At the time of his Nirvana, two Gandharas Indrabhuti Gautama and Sudharma still lived, whereas the other 9 Gandharas attained Nirvana during life time of Mahavira.
During his life time, Bhagwan Mahavira had over 5 lakh disciples in the Caturvidha Sangha viz. 14,000 monks, 36,000 nuns, 1,59,000 laymen and 3,18,000 lay-woman. The larger number of women followers appears due to the fact that many men had more than one wife and that these wives became nuns when their husbands became Jain monks.
The Muni Sangha of Mahavira was organised into 9 Ganans under the leadership of all Gandharas, Indrabhuti Gautama being the Chief among them.
Among his followers were not only the people of India but they belonged also the Gandhar, Kapisha and Parsika.
Bhagwan Mahavira was elder to Bhagwan. Gautam Buddha, as the later was born in circa B. C. 563.
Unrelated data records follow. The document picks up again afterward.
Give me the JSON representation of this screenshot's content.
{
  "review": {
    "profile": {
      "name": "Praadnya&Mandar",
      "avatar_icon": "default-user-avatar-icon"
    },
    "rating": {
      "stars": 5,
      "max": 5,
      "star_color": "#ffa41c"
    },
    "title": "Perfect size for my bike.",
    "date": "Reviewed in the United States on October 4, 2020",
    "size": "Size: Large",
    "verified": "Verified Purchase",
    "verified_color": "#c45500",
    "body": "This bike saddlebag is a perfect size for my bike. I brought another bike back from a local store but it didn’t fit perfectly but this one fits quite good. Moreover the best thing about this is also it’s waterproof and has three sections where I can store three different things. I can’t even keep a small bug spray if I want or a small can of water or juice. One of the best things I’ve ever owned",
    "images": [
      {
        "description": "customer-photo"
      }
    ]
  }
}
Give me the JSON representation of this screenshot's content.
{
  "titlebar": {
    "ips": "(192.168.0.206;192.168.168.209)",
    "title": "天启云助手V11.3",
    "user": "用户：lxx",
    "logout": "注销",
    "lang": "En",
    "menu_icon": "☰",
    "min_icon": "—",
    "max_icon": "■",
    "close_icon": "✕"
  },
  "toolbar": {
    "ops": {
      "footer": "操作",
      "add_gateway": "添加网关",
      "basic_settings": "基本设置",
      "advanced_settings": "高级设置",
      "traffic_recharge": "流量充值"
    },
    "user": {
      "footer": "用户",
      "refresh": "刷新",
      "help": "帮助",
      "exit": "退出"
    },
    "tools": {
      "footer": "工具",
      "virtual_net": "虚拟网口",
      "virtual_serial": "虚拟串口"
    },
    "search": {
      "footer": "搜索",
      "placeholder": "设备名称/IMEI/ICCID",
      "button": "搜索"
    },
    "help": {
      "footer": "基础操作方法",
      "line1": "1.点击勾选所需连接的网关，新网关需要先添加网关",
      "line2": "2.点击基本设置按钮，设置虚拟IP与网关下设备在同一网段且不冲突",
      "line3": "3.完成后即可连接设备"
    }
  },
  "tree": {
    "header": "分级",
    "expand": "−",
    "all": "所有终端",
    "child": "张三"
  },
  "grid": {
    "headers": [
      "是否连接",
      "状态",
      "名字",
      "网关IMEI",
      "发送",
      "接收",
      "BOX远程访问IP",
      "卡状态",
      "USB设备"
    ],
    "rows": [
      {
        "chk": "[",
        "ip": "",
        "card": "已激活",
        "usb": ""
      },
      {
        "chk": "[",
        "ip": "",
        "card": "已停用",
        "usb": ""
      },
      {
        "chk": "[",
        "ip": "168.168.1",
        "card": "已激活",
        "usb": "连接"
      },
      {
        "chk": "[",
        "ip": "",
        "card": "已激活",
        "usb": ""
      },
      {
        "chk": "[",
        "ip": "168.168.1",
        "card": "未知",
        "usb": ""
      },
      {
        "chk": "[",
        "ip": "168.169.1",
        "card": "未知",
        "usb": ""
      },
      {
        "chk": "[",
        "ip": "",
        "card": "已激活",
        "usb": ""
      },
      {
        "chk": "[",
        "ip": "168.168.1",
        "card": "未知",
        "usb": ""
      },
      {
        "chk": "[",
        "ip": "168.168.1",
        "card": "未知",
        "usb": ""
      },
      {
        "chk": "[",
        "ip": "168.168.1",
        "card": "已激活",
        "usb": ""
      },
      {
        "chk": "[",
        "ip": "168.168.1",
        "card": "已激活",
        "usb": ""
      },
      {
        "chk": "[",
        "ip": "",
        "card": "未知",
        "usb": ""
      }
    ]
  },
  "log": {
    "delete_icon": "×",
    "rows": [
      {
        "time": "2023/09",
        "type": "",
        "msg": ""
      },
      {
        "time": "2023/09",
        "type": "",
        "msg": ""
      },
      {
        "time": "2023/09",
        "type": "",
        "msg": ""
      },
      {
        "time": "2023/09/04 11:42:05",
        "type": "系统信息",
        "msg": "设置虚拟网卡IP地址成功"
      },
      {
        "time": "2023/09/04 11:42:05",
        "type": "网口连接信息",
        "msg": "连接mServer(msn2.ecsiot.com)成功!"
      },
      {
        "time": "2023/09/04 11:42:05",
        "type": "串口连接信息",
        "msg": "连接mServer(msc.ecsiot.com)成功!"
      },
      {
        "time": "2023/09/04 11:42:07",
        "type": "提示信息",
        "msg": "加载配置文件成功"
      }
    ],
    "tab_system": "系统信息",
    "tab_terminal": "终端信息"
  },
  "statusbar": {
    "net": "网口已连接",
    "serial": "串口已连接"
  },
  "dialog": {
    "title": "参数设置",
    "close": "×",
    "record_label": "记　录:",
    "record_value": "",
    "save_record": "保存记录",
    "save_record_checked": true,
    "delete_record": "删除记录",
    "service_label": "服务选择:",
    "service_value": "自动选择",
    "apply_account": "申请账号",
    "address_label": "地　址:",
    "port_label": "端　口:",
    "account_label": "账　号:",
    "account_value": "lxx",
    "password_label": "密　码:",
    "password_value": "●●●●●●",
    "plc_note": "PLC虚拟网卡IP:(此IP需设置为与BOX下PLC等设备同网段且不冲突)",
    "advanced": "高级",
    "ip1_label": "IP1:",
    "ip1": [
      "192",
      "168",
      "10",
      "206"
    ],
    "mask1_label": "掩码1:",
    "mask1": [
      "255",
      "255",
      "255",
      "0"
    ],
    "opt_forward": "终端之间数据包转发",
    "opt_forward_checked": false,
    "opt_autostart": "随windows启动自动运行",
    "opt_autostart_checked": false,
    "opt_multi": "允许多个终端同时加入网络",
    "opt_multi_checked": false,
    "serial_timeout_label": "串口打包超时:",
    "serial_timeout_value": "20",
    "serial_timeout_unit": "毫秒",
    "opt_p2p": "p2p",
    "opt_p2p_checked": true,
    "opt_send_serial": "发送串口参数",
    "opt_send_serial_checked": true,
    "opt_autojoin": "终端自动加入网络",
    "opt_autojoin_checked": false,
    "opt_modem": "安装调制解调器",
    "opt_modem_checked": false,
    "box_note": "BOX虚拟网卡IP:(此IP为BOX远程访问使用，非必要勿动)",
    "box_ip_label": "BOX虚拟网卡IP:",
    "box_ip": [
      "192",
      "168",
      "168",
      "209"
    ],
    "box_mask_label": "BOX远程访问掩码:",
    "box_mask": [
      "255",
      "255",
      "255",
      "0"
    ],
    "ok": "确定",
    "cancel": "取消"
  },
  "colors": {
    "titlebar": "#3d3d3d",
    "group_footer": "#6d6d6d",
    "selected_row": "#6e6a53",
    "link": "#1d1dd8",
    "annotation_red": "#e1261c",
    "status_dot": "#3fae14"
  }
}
The 23rd Tirthankara Bhagwan Parsvanatha preceded Mahavira by about 250 years and his period was circa B.C. 9-8th century. Parsvanatha laid emphasis on four great vows viz. Ahimsa (non-violence), Satya (truth), Asteya (non-stealing) , Aparigraha (non-possessiveness). Bhagwan Mahavira added to it Brahamcharya (celibacy). He felt that a strong moral control on sensuality (passion for sex) and on all other passions and vices was essential for soul purification to attain salvation. He stressed on the practice of five great vows, particularly by the Jain ascetics and the Anuvratas by the laity.
Buddhist texts refer to the existence of large numbers of Niganthas Unattached ones) who followed the chaturyama-samvara, the fourfold restraints of Parsvanatha which German scholar Hermann Jacobi and others have convincingly identified with teachings of the 23rd Tirthankara - Parsvanatha. Such references suggest a Jaina community older than that of the Buddhists, hence predating Mahavira as well.
Bhagwan Mahavira’s contribution is though in all fields of learning and spiritualism but his contribution to practice of Ahimsa (non-violence), compassion, equanimity, understanding the view point of others i.e. Syadvada and Anekanta and Aparigraha (non-possessiveness) is of paramount importance.
Non-Violence (Ahimsa) : The most distinctive contribution of Tirthankara Mahavira nd Jaina Acharyas consists in their great emphasis on the observance of Ahimsa i.e. non injury to living beings, by all persons to the maximum extent possible. In fact, Ahimsa in its full significance was realised and preached even by the preceding 23 Tirthankaras. In fact, the philosophy and rules of conduct laid down in Jaina religion have been based on the solid foundation of Ahimsa which has throughout and consistently been followed to its logical conclusion.
Mahavira gave a very minute meaning to non-violence “non-injury” (whether physical or mental) to any living being. His preview of non-violence covered not only the human beings alone but equally so also the animals, birds and even those which possessed one sense organ (sparsa) like trees, water, fire, mountains, earth etc. he firmly believed in the right of living of every being and that upon the existence of one living being depended the welfare and existence of other living beings - Parasparopgrahojivanam. A great believer in coexistence, he advised to abjure from any type of injury and cruelty to the living beings, whether by words, action, or even by thought.
Mahavira declared over 2,500 years ago that “since all living beings in whatever from of life or existence, they love, desire and like to live happy and detest unhappiness and hate to be killed, bon-violence is the most sacred covenant for all of humanity”.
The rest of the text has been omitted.